For the year-end audit, Turbodyne changed from Canadian GAAP to US GAAP
due to its pending domicile move to the United States. This accounting change
resulted in the reclassification of $ 6.6 million in research and development
to an expense from a capitalized line item, thereby reflecting higher expenses,
which resulted in an increase in the reported loss for 1997. The net loss
reflects, as previously announced, one time non-operating adjustments as
required by the change from Canadian to US GAAP. This audit was the first audit
completed for Turbodyne by its new accounting firm KPMG Peat Marwick LLP, in
Los Angeles, CA.
Turbodyne's balance sheet has strengthened from a year ago with about a
$ 3.5 million increase in current assets, an increase in working capital to
$ 8.5 million from $ 7.2 million, and the ratio of current assets to current
liabilities is 2:1.
Turbodyne's executive management believes the outlook for 1998 remains
strong as the company rolls out its breakthrough technology on a global scale.

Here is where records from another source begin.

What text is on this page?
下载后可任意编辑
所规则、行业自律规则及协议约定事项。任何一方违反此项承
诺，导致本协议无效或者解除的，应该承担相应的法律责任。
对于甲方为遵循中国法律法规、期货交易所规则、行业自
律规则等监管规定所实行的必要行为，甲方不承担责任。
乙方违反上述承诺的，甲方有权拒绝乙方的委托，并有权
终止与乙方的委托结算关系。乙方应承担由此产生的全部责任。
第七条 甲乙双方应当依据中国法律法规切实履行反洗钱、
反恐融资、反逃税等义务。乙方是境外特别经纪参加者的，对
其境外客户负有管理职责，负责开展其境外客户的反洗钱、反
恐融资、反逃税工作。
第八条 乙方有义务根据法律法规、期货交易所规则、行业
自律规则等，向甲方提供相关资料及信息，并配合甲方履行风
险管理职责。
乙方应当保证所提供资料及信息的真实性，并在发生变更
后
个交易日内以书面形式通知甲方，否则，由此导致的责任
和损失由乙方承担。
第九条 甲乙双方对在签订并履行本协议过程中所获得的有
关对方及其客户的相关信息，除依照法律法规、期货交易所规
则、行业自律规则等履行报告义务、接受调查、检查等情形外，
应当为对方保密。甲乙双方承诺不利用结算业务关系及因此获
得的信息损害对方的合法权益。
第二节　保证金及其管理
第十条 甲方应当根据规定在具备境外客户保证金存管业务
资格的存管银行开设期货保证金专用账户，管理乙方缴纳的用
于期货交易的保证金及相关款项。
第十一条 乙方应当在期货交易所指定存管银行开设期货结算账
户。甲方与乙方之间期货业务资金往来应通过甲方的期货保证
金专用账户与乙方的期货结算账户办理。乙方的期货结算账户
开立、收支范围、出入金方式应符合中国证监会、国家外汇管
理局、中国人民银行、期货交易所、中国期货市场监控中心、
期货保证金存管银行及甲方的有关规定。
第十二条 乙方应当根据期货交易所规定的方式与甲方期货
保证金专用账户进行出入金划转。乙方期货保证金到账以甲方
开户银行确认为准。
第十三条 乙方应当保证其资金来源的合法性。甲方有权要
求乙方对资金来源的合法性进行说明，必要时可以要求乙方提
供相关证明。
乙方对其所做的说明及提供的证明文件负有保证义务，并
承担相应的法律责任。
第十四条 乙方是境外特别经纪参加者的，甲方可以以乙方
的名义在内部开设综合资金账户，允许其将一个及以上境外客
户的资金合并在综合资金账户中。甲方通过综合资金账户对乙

After receiving official EPA certification, the company began shipping
Turbopacs(TM) through its purchase order agreement with Detroit Diesel Corp.

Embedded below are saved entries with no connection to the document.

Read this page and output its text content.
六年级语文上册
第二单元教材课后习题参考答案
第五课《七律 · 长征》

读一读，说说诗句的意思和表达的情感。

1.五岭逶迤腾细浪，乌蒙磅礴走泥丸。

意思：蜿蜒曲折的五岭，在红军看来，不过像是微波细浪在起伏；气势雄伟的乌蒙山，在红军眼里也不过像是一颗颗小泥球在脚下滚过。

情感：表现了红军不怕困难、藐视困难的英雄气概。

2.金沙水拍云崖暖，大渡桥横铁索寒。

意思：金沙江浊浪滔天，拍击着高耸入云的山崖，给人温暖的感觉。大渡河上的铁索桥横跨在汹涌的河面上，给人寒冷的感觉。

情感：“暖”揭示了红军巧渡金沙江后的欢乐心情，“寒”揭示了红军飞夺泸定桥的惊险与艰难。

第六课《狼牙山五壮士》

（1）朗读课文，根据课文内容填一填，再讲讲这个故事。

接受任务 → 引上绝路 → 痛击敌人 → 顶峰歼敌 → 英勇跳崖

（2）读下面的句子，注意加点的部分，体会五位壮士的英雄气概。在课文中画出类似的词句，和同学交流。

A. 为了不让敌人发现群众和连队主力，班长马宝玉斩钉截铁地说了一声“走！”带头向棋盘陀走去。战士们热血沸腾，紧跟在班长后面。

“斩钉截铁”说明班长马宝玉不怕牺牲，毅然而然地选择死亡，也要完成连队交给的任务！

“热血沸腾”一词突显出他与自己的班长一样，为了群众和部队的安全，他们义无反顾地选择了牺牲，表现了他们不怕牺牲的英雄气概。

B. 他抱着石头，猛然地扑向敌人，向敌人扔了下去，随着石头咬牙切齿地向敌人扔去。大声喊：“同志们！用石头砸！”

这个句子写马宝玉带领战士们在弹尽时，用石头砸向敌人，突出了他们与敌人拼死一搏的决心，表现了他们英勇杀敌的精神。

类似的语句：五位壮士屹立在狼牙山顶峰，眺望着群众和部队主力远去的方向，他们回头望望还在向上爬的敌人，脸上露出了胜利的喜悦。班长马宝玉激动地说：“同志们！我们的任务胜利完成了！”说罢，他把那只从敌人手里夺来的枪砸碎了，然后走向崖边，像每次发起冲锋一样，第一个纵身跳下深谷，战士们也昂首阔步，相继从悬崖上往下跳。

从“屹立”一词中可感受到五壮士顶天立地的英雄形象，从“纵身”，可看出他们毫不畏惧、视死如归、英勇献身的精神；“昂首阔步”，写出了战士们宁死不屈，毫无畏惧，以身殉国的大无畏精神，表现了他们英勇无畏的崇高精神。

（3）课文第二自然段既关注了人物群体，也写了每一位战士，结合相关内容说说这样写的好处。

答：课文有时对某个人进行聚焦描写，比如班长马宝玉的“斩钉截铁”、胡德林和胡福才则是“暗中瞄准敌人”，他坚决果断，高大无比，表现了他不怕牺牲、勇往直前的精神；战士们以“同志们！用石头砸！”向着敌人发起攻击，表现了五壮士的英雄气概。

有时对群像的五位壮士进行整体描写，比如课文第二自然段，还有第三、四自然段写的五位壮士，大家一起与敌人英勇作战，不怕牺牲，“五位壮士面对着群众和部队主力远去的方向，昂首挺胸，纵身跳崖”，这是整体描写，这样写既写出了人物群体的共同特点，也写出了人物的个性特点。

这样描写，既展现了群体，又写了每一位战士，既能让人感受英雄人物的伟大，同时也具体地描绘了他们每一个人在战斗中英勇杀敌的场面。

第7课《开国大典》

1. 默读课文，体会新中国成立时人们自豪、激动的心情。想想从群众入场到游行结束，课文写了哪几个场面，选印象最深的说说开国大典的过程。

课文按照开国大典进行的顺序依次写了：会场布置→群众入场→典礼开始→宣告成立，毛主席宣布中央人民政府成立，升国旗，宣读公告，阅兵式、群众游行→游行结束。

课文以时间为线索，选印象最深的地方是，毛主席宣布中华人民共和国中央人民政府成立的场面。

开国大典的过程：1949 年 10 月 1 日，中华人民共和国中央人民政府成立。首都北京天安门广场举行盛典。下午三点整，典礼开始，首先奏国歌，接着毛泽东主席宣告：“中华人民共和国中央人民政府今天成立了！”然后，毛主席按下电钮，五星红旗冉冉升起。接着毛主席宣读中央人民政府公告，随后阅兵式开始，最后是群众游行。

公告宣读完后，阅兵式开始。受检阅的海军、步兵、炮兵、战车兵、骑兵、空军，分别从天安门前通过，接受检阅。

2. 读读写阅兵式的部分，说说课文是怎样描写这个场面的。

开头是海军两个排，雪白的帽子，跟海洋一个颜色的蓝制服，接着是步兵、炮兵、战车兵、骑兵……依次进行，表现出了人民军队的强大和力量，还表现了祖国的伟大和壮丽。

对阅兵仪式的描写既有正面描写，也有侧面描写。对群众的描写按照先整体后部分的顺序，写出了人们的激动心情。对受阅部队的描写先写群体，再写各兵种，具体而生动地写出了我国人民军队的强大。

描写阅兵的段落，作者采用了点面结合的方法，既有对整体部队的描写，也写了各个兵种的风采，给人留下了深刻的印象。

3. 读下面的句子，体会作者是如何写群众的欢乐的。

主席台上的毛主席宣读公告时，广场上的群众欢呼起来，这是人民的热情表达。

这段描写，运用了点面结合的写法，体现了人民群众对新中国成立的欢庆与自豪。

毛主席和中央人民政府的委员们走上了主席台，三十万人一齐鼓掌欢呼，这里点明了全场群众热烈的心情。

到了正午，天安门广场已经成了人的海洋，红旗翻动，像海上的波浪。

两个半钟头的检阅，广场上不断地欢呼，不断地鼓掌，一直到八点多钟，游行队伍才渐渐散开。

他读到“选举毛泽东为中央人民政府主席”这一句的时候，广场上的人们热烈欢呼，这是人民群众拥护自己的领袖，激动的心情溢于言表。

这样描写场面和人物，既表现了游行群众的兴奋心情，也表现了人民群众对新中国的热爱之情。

for the EPA's Urban Bus Retrofit/Rebuild program. The company also recently
began testing Turbopacs(TM) on public transit buses in France, as well received
approval to install units in a pilot program for Ralphs Grocery Company's
diesel truck fleet in California.
"Management also expects to see significant growth from the light metals
division in 1998," Singleton said. "This division is experiencing rapid growth,
mainly due to the increase in the Mexican content laws for auto makers with
existing facilities in Mexico. This division's backlog currently stands at
$ 115 million."
Turbodyne Systems, the high technology division of Turbodyne,
manufactures, designs, markets and develops patented pollution-reduction, fuel
economy and performance enhancing technology for internal combustion engines in
the automotive, transportation, construction, marine, agriculture, mining,
military and power generation industries. Turbodyne's light metals division is
a manufacturer of machined aluminum castings and a leading supplier to the
automotive industry.
Offices and plants are located in Carpinteria, La Mirada, Encinitas and
Woodland Hills, CA; Ensenada and Mexico City, Mexico; Northants, England;
Frankfurt, Germany; Vancouver, Canada; and Paris, France.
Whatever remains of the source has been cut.